I think about it a lot. And I’ve witnessed it in various ways numerous time since. People that were hacking on a side project with the idea of “I just want this to be a fun passive income stream” seeing the adoption and love their work gets suddenly thinking “oh my, there’s potential here I didn’t see before! I could build a whole team and company around this… let’s go raise investment!”.
I think we’re just really bad predictors at how achieving the things we want will impact us emotionally. When we reach those milestones we react either more positive or more negatively than we could understand previously.
And yet you get people like Zuckerberg who'll stick around until the end. It's not like he cares about users or connecting people beyond them being a means to grow the company. Yet he saw through the company from its founding to the gigantic megacorp it is now, and it doesn't seem like hell ever want to quit. Why didn't he quit? It's not like his users are any more appreciative and he's far from beloved by anybody.
…or they might have determined that they‘d rather spend their time on something else.
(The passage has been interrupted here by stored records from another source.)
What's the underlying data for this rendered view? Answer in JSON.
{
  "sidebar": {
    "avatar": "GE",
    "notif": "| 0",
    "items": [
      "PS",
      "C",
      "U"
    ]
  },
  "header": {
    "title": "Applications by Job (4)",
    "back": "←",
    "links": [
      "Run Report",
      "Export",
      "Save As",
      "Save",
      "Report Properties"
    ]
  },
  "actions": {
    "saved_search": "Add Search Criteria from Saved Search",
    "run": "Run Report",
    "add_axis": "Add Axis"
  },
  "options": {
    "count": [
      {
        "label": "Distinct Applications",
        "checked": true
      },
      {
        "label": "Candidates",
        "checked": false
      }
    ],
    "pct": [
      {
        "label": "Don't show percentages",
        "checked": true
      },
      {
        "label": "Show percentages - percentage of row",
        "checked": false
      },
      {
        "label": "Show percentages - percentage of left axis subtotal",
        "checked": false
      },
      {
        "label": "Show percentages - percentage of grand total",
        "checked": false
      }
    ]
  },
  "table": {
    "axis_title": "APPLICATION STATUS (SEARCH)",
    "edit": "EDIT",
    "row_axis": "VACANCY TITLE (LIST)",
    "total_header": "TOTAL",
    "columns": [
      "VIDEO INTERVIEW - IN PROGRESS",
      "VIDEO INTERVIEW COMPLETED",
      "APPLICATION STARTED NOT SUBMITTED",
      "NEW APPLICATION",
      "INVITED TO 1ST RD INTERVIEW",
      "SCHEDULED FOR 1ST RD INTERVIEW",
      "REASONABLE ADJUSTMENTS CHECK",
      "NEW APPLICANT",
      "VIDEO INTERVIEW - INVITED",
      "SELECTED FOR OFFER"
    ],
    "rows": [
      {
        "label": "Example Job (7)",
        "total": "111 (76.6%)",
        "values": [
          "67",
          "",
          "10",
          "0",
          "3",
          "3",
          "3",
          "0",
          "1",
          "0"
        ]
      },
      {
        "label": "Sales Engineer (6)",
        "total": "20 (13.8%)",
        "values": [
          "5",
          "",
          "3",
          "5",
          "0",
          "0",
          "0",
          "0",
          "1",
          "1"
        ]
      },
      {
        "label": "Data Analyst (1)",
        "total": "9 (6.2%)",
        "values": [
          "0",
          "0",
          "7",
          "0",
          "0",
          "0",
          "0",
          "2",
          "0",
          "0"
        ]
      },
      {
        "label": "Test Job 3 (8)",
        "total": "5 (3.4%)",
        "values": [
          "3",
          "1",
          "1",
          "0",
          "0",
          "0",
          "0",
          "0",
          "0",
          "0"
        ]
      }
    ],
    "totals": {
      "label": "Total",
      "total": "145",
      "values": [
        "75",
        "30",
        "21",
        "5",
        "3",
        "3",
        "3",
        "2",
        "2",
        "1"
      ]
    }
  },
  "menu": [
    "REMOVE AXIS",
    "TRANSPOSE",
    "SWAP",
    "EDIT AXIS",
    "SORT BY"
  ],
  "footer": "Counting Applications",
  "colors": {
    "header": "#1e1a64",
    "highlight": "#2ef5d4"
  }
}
Keeping control is a (mostly time) commitment and liability. You have to stay on top of things and actively decide on issues that inadvertently come up.
> Either they can't because of shareholder/equity owners pressure, or they won't, because they really don't care and just said it for PR
That is assuming the worst in people. Have you ever wanted to move onto something new? If you make something cool, it is not your lifelong obligation to oversee it.
They probably had some nice checks written with their name in the "pay to the order of"... but they weren't the ones doing the selling, negotiating the price, or having any say in it more than any other shareholder (weighted by the shares and voting status) would.
What? How do you justify declaring a person as a whole "super toxic" with only a link to an interview citing a link to a blog post including "Things like… hyper-competition… an over focus on aggressive competition… things like zero sum thinking" when:
* the post is about interviewing which mostly is, for better or worse, a competitive zero-sum process.
* the post is more than a decade old (then, more like two now.)
* the post is written by someone else.
I have no opinion on the guy one way or the other, and he may in fact be toxic, but that's hardly compelling evidence.
Because despite claims to the contrary most of these sites/projects aren't created for altruistic reasons, they were created to make money (at some point). Cashing out is typically part of the long term plan.
In the case of Stack Overflow, I think the reason for the data dumps was two-fold: one of the original founders (who left long ago) came across as at least idealistic and wanting to do the right thing. The other was pragmatic and most likely always thinking about the money angle. However, the other founder likely also saw the value of the data dumps from a PR standpoint which was quite valuable as they were initially trying to replace expertsexchange.com that paywalled most of the content. IIRC, they discussed the data dumps in the early days of their podcast.
Now that there's big money to be made from machine learning (both the models and the data they are trained on), they've likely decided 'screw it' on the PR value of the data dumps and would rather get some of that sweet, sweet machine learning money.
The thing is, I sympathize with them not wanting machine learning companies to make money off the site’s content without any benefit to the contributors, moderators, or the site itself. I worry that gating access won’t really change that and just mean that the site owners also benefit at the expense of the community.
It is a well known situation. The best thing is that I don't think it was intentional, contrary to other well-known "offenders".
Experts Exchange was well known for showing up in search results but not providing the answers without paying. Many people hated it and wanted search engines to implement some sort of deny list to filter it out automatically.